# Partial and Covariant derivatives in invarint actions

It's physics based but actually a maths question so I'm asking it here rather than the physics forums.

$$I = \int \mathcal{L}\; d^{4}x$$

I is invariant under some transformation $$\delta_{\epsilon}$$ if $$\delta_{\epsilon}\mathcal{L} = \partial_{\mu}X^{\mu}$$ for some function/tensor/field thingy $$X^{\mu}$$. This I've no problem with.

However, is the same true for a covariant derivative? If $$\delta_{\epsilon}\mathcal{L} = D_{\mu}X^{\mu}$$ where $$D_{\mu}\varphi = \partial_{\mu}\varphi + g[A_{\mu},\varphi]$$, as you get in nonabelian field theory. Is the action still invariant? Obviously the $$\partial_{\mu}$$ part of $$D_{\mu}$$ represents no problem but I don't know if the $$g[A_{\mu},\varphi]$$ term vanishes or not within the integral.

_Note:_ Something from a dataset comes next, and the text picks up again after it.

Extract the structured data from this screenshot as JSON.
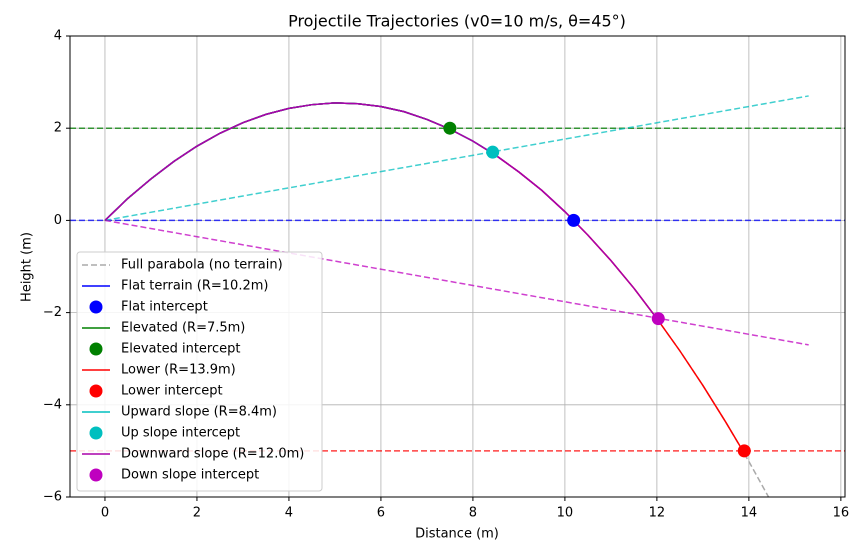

I've been doing some supersymmetry and a number of times I've got the answer the question has asked to find plus a covariant derivative of something. If I just got a mess of terms I'd know I'm way off, but the fact everything collects nicely into a covariant derivative makes me feel I'm at least on the right track.